David Deacon Kay

    David Deacon Kay

    Worried about his daughter. (REQUESTED)

    David Deacon Kay
    c.ai

    The house was full, but something about it felt quieter than it used to.

    Not in volume, Matthew and Samuel had been arguing over something trivial at the table, Lila chiming in, little Victoria Josie giggling in between, but in something deeper. Something harder to name.

    Deacon noticed it anyway. He always did.

    He stood at the sink beside Annie, drying the last of the dishes while she washed, their movements practiced, familiar after years of doing life side by side. But his attention wasn’t fully there.

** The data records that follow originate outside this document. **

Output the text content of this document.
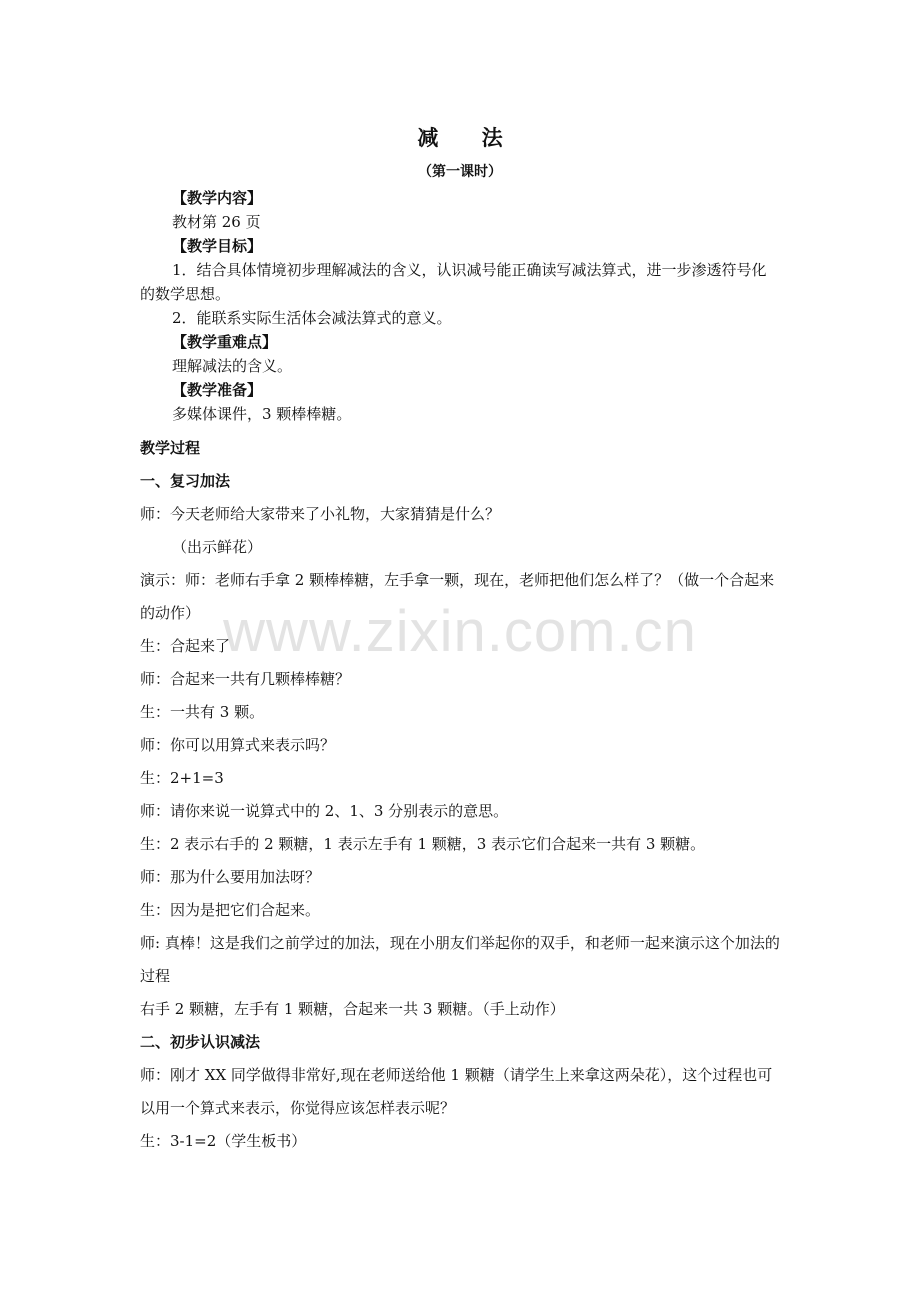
www.zixin.com.cn
减 法
（第一课时）
【教学内容】
教材第 26 页
【教学目标】
1．结合具体情境初步理解减法的含义，认识减号能正确读写减法算式，进一步渗透符号化的数学思想。
2．能联系实际生活体会减法算式的意义。
【教学重难点】
理解减法的含义。
【教学准备】
多媒体课件，3 颗棒棒糖。
教学过程
一、复习加法
师：今天老师给大家带来了小礼物，大家猜猜是什么？
（出示鲜花）
演示：师：老师右手拿 2 颗棒棒糖，左手拿一颗，现在，老师把他们怎么样了？（做一个合起来的动作）
生：合起来了
师：合起来一共有几颗棒棒糖？
生：一共有 3 颗。
师：你可以用算式来表示吗？
生：2+1=3
师：请你来说一说算式中的 2、1、3 分别表示的意思。
生：2 表示右手的 2 颗糖，1 表示左手有 1 颗糖，3 表示它们合起来一共有 3 颗糖。
师：那为什么要用加法呀？
生：因为是把它们合起来。
师: 真棒！这是我们之前学过的加法，现在小朋友们举起你的双手，和老师一起来演示这个加法的过程
右手 2 颗糖，左手有 1 颗糖，合起来一共 3 颗糖。（手上动作）
二、初步认识减法
师：刚才 XX 同学做得非常好,现在老师送给他 1 颗糖（请学生上来拿这两朵花），这个过程也可以用一个算式来表示，你觉得应该怎样表示呢？
生：3-1=2（学生板书）
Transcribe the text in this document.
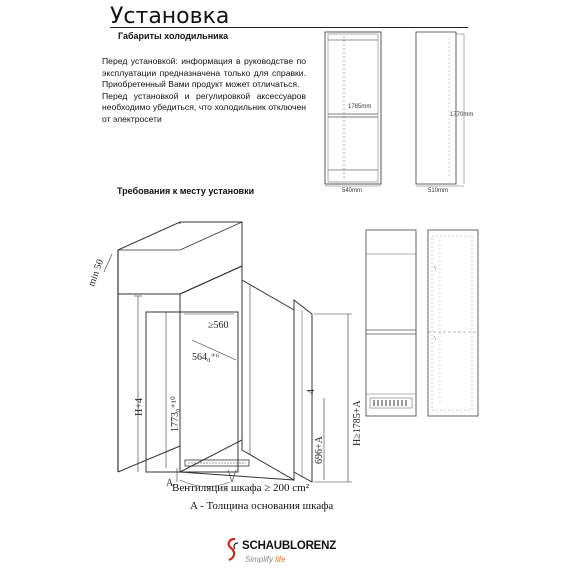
Установка
Габариты холодильника

Перед установкой: информация в руководстве по эксплуатации предназначена только для справки. Приобретенный Вами продукт может отличаться.

Перед установкой и регулировкой аксессуаров необходимо убедиться, что холодильник отключен от электросети

1785mm
1770mm
540mm	510mm
Требования к месту установки
min 50
≥560
564₀⁺⁶
H+4	1773₀⁺¹⁰
4
696+A
H≥1785+A
A
Вентиляция шкафа ≥ 200 cm²
A - Толщина основания шкафа
SCHAUBLORENZ
Simplify life
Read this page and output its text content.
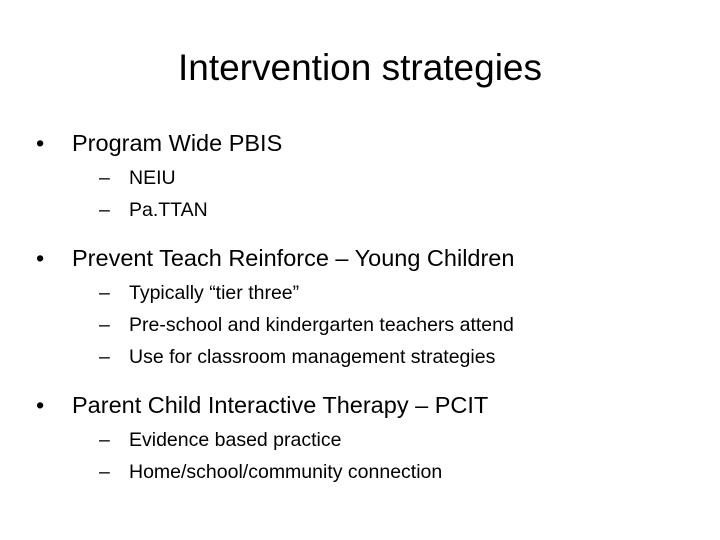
Intervention strategies
•	Program Wide PBIS
– NEIU
– Pa.TTAN
•	Prevent Teach Reinforce – Young Children
– Typically “tier three”
– Pre-school and kindergarten teachers attend
– Use for classroom management strategies
•	Parent Child Interactive Therapy – PCIT
– Evidence based practice
– Home/school/community connection
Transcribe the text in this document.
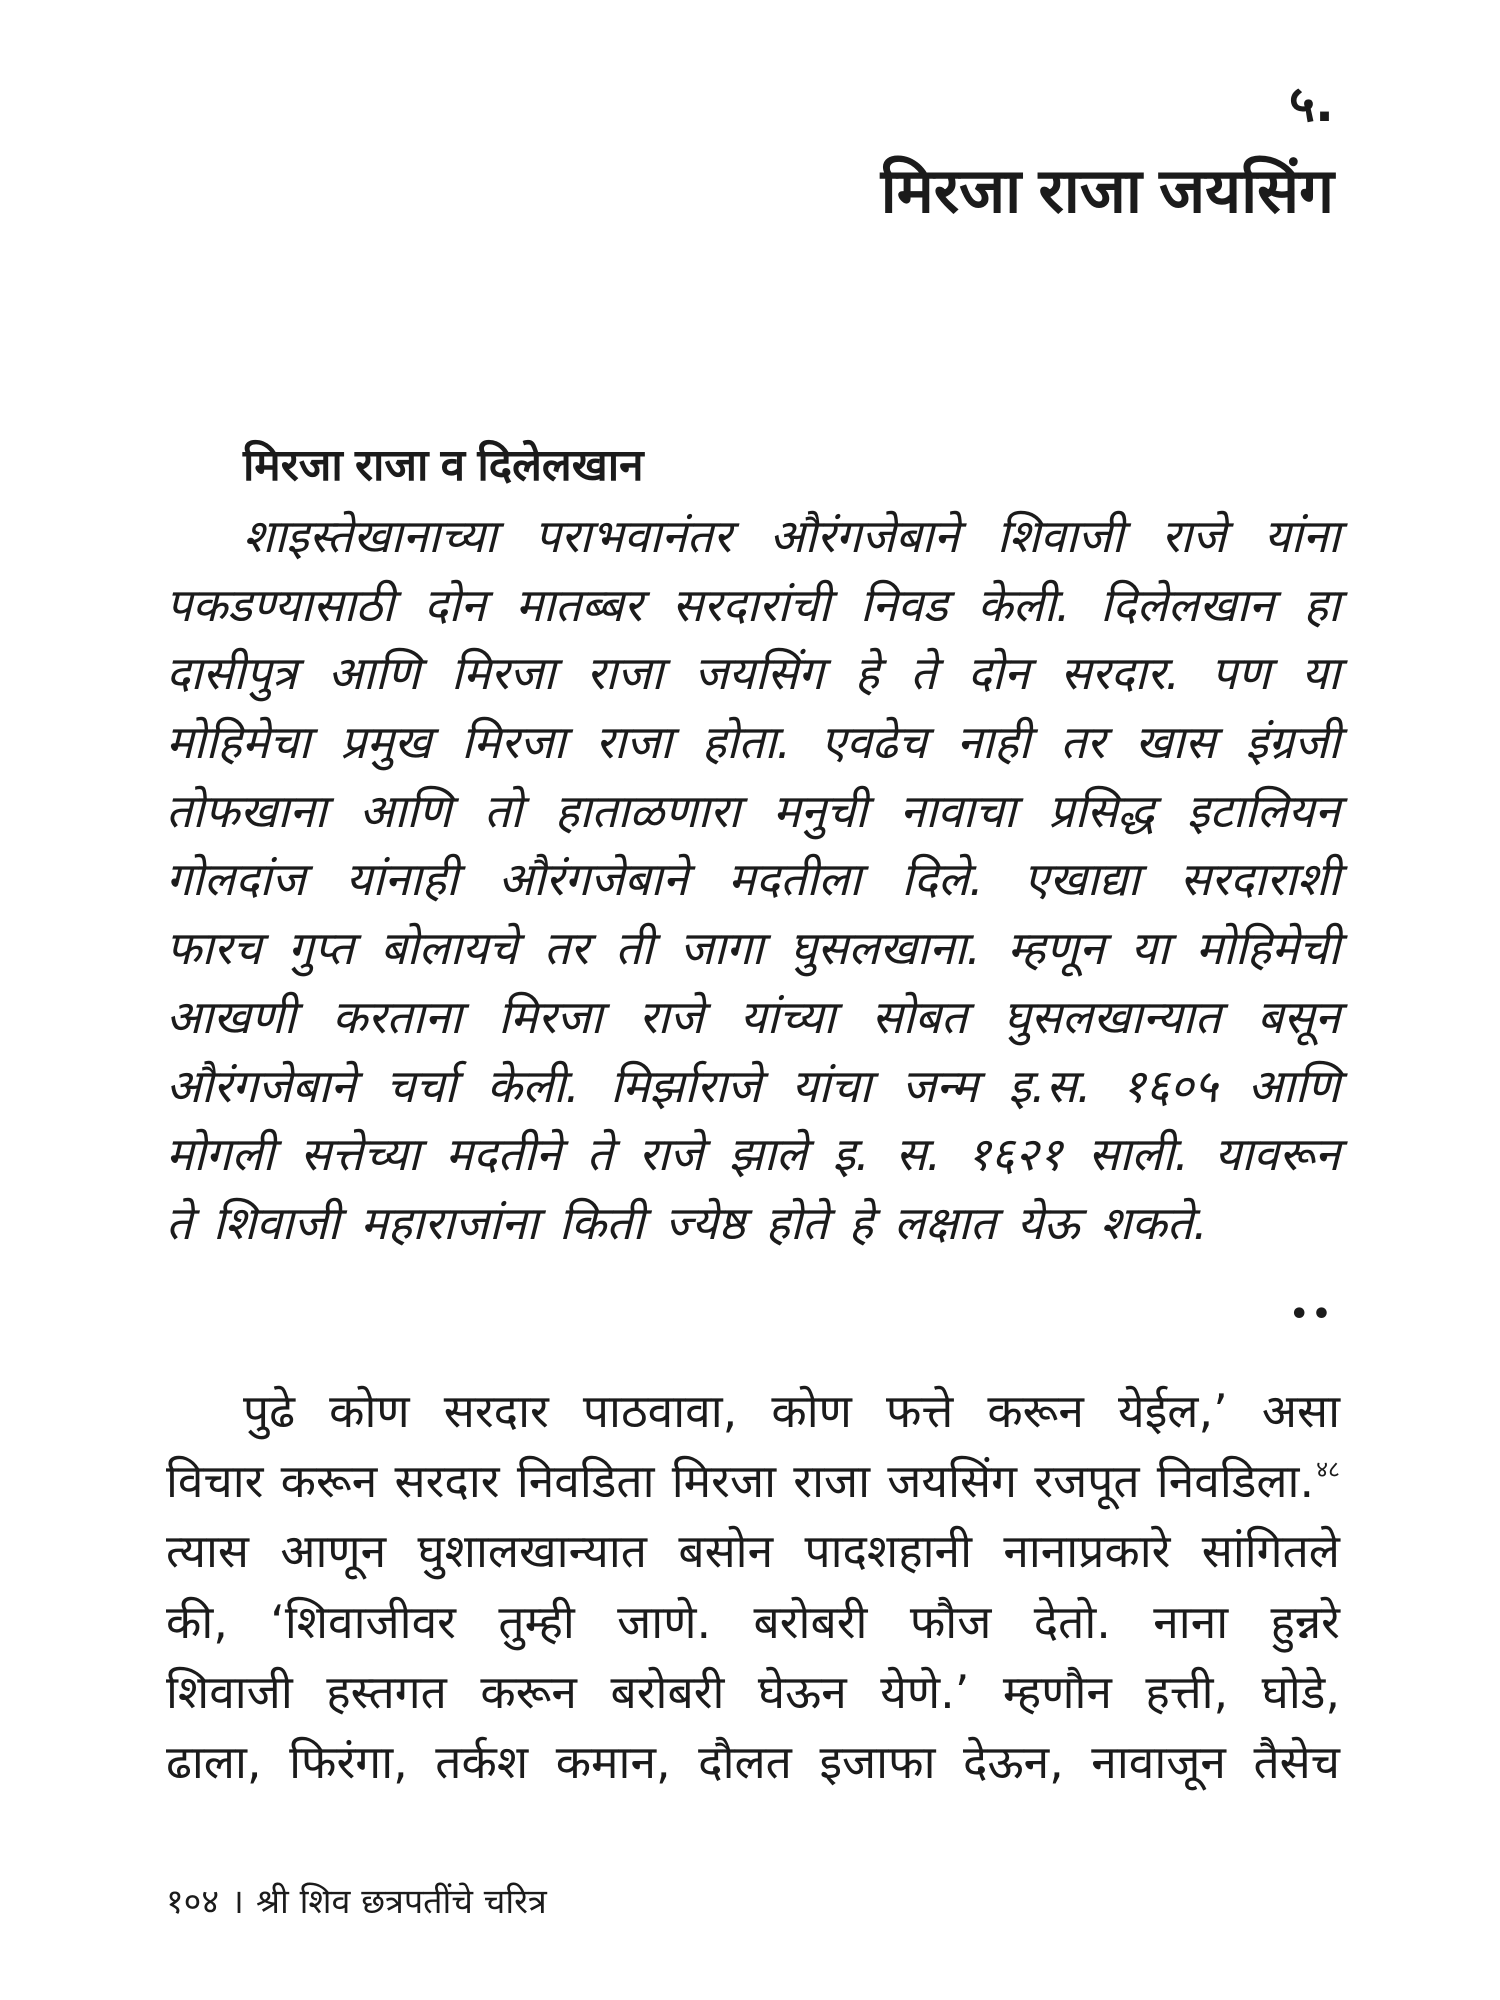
५.
मिरजा राजा जयसिंग
मिरजा राजा व दिलेलखान
शाइस्तेखानाच्या पराभवानंतर औरंगजेबाने शिवाजी राजे यांना
पकडण्यासाठी दोन मातब्बर सरदारांची निवड केली. दिलेलखान हा
दासीपुत्र आणि मिरजा राजा जयसिंग हे ते दोन सरदार. पण या
मोहिमेचा प्रमुख मिरजा राजा होता. एवढेच नाही तर खास इंग्रजी
तोफखाना आणि तो हाताळणारा मनुची नावाचा प्रसिद्ध इटालियन
गोलदांज यांनाही औरंगजेबाने मदतीला दिले. एखाद्या सरदाराशी
फारच गुप्त बोलायचे तर ती जागा घुसलखाना. म्हणून या मोहिमेची
आखणी करताना मिरजा राजे यांच्या सोबत घुसलखान्यात बसून
औरंगजेबाने चर्चा केली. मिर्झाराजे यांचा जन्म इ.स. १६०५ आणि
मोगली सत्तेच्या मदतीने ते राजे झाले इ. स. १६२१ साली. यावरून
ते शिवाजी महाराजांना किती ज्येष्ठ होते हे लक्षात येऊ शकते.
••
पुढे कोण सरदार पाठवावा, कोण फत्ते करून येईल,’ असा
विचार करून सरदार निवडिता मिरजा राजा जयसिंग रजपूत निवडिला.$^{४८}$
त्यास आणून घुशालखान्यात बसोन पादशहानी नानाप्रकारे सांगितले
की, ‘शिवाजीवर तुम्ही जाणे. बरोबरी फौज देतो. नाना हुन्नरे
शिवाजी हस्तगत करून बरोबरी घेऊन येणे.’ म्हणौन हत्ती, घोडे,
ढाला, फिरंगा, तर्कश कमान, दौलत इजाफा देऊन, नावाजून तैसेच
१०४ । श्री शिव छत्रपतींचे चरित्र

    It drifted. Down the hallway. Toward a closed door.

    Annie glanced at him briefly, catching it. “You see it too, don’t you?” she said quietly.

    Deacon nodded once, jaw tightening just slightly. “Yeah.”

    They didn’t need to say her name. {{user}} had always been different, not in a way that worried him, but in a way that made him pay closer attention. Quiet even as a baby, observant, taking in the world instead of demanding it. She didn’t cry much. Didn’t need much.

    But she felt deeply. He knew that. And lately… something had shifted.

    She still came to dinner. Still answered when spoken to. Still did everything she was supposed to. But the light behind it? Dimmer. Like she was pulling inward, piece by piece.

    “Middle school’s rough,” Annie murmured, rinsing the last plate. “But this feels like more than that.”

    Deacon set the dish towel down, his hands still for a moment. “I’m gonna talk to her,” he said.

    Annie gave a small nod, trusting him, but there was worry in her eyes. The kind neither of them could quite shake.

    Down the hall, doors opened and closed. Laughter faded. The house settled into its usual evening rhythm. And then, silence.

    Deacon walked slowly, each step deliberate, the same way he approached a tense situation on the job. Calm. Steady. Present.

    But this wasn’t S.W.A.T. This was his daughter. He stopped outside her door. Closed.

    He stared at it for a second longer than necessary, his reflection faint in the wood. A man who had faced down armed suspects without hesitation, now pausing, because this mattered more.

    He lifted his hand. Knocked. Soft. Controlled.

    “Hey sweetheart,” he called gently, his voice lower now, stripped of command. “You got a minute?”

    On the other side of the door, everything stayed quiet. And Deacon waited.